The president of Mozambique, Filipe Nyusi, has criticised the intimidation of people with “different opinions” and called for the use of “legal tools” to resolve conflicts, stressing that this is a “democratic rule of law” and the best way to proceed, amid ongoing demonstrations to contest the results of the 9 October general elections.
“The intimidation of people with different opinions, the vandalisation of public and private infrastructure that serves everyone cannot be a means of expressing our feelings,” declared Nyusi, during the inauguration of a courthouse in the district of Nhamatanda, in the central province of Sofala.
Referring to a new phase of demonstrations and seven-day stoppages called by presidential candidate Venâncio Mondlane, who is contesting the election results announced by the National Electoral Commission (CNE), Nyusi said that resorting to violence to resolve any conflict “is not the hallmark of Mozambicans” and pointed out that differences will always exist.
“We use the legal tools to resolve them. We are a country where the rule of law prevails, a democratic state governed by the rule of law,” declared the head of state, repudiating acts of violence during demonstrations. “When the law doesn’t offer us the best way forward, let’s use dialogue to overcome our differences and never violence or extortion of passengers.”
In the same speech, Nyusi criticised the countries that supposedly support the perpetrators of the demonstrations, pointing to them as fomenters of violence.
“They don’t do this in their own countries and are even withdrawing their fellow citizens so as not to suffer violence,” he said of these countries, without naming them. “And where will we go? Who is going to remove us if this is our land?” .
The president also called for children not to take part in the demonstrations.

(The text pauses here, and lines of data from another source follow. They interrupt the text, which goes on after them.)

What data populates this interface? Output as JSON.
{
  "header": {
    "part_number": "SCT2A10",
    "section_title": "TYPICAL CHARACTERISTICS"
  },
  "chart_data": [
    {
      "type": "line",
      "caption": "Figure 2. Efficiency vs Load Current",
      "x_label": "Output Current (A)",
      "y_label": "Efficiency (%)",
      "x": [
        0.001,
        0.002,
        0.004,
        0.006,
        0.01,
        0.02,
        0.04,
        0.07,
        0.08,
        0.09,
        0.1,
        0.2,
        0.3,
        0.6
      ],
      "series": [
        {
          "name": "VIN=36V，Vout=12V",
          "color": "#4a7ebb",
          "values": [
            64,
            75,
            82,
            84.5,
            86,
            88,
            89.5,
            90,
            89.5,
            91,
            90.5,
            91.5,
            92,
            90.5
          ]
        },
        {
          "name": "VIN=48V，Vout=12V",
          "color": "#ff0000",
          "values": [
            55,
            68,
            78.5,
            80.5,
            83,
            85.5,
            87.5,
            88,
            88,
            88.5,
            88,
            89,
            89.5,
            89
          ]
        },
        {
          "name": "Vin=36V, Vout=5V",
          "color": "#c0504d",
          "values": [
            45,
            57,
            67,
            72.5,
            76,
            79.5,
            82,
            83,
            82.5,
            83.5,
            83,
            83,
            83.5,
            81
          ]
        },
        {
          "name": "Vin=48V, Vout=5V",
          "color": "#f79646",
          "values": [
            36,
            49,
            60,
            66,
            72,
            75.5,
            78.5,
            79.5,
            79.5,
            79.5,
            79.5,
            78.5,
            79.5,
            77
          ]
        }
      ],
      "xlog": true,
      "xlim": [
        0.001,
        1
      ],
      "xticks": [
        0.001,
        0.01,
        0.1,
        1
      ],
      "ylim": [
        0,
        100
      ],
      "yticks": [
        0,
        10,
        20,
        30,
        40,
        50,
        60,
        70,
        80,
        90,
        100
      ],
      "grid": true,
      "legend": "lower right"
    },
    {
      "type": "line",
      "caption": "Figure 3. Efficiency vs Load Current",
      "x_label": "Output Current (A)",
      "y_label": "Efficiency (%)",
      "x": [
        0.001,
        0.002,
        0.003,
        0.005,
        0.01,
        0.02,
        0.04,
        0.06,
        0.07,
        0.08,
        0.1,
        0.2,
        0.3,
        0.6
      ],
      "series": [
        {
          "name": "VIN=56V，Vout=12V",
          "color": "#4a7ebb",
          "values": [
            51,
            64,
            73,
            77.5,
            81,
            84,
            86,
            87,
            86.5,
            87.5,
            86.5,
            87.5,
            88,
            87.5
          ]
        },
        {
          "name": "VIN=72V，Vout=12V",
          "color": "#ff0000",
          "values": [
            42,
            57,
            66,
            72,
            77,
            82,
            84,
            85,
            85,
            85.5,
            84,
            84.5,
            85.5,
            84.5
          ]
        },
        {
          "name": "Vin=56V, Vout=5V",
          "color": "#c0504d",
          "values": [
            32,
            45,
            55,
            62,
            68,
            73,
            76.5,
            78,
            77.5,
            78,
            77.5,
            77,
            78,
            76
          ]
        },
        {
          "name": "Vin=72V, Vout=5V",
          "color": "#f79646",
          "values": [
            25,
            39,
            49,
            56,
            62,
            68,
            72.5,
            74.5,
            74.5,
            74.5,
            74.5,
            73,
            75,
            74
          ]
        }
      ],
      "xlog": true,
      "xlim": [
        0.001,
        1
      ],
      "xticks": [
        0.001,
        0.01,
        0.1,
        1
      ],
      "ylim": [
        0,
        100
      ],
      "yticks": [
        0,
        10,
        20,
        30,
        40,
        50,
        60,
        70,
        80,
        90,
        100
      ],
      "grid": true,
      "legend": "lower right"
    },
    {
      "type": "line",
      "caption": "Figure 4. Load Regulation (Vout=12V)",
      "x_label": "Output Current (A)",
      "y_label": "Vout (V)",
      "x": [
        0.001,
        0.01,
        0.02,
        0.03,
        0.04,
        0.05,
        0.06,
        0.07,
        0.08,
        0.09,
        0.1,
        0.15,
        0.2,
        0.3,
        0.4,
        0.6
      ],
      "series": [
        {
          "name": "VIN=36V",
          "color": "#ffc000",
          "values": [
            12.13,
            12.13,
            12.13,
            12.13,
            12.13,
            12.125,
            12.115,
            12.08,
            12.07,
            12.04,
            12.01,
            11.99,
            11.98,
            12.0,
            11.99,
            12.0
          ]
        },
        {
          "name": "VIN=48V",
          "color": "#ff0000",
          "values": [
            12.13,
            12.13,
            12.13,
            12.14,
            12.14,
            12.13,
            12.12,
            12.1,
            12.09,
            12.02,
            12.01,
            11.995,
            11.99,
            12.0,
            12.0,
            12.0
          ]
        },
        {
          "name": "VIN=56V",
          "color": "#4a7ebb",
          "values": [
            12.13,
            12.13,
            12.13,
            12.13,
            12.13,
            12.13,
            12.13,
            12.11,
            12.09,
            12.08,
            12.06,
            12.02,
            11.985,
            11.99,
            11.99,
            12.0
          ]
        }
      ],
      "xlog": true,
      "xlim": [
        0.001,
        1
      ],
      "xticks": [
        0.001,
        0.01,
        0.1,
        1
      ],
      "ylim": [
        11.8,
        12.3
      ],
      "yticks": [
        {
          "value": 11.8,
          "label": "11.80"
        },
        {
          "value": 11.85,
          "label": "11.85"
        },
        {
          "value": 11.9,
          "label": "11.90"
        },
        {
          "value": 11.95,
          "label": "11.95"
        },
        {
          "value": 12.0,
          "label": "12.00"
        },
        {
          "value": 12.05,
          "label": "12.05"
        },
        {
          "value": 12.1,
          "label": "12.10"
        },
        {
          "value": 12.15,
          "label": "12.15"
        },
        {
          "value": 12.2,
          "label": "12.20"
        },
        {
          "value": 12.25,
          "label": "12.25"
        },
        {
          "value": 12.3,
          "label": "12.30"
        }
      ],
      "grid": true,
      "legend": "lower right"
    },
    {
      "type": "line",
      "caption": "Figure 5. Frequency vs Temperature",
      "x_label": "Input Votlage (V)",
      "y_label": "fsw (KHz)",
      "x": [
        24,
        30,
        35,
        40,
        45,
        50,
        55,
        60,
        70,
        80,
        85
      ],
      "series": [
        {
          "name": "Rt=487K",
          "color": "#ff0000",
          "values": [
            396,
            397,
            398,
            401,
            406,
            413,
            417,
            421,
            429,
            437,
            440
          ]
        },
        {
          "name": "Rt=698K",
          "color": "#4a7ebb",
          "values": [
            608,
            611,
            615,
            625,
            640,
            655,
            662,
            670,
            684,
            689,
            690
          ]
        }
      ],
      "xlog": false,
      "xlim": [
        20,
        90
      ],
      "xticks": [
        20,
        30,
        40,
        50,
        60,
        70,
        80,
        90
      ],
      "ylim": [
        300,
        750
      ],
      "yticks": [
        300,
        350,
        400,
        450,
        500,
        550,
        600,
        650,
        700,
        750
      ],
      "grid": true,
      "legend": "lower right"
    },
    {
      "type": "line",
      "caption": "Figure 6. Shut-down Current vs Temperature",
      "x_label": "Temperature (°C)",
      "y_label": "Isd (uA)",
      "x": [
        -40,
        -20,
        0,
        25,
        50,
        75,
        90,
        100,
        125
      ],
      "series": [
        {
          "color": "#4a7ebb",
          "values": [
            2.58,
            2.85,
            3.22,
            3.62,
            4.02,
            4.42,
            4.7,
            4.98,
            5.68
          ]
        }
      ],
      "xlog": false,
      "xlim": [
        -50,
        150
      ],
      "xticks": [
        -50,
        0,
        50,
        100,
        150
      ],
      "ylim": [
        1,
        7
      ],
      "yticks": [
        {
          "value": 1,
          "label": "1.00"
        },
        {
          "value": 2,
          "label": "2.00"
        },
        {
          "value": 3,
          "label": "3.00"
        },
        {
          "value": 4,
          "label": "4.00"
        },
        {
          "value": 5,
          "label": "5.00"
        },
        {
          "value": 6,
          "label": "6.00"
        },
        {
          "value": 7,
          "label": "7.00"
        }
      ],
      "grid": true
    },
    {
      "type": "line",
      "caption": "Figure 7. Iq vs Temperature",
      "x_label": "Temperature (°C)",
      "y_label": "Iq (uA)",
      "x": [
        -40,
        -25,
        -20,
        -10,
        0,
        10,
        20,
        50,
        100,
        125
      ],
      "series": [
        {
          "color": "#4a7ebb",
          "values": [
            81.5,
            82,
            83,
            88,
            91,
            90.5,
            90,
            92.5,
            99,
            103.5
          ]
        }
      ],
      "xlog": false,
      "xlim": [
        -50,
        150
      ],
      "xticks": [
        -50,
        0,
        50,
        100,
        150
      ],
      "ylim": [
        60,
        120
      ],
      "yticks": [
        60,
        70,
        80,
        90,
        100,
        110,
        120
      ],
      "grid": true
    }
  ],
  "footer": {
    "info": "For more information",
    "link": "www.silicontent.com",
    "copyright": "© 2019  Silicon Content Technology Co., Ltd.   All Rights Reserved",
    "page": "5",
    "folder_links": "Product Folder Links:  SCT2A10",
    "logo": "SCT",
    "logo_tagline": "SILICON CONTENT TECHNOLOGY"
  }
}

“We reiterate our appeal to society, particularly families, to protect our children,” he said. “We have experience of children who have grown up seeing their parents always fighting and they become violent because they think that’s just the way things are.”
Mondlane, the presidential candidate, has called for a fresh week-long phase of post-election protests, which began on Wednesday, in “all the neighbourhoods” of Mozambique, with the paralysis of automobile traffic from 8 a.m. to 4 p.m.
The announcement by the CNE on 24 October of the results of the 9 October elections, in which it awarded victory to Daniel Chapo, supported by the governing Mozambique Liberation Front (Frelimo) in the election for president, with 70.67% of the votes, triggered popular protests, called by Mondlane, which have degenerated into violent clashes with the police.
According to the CNE, Mondlane came second with 20.32%, but he does not recognise the results, which have yet to be validated and proclaimed by the Constitutional Council.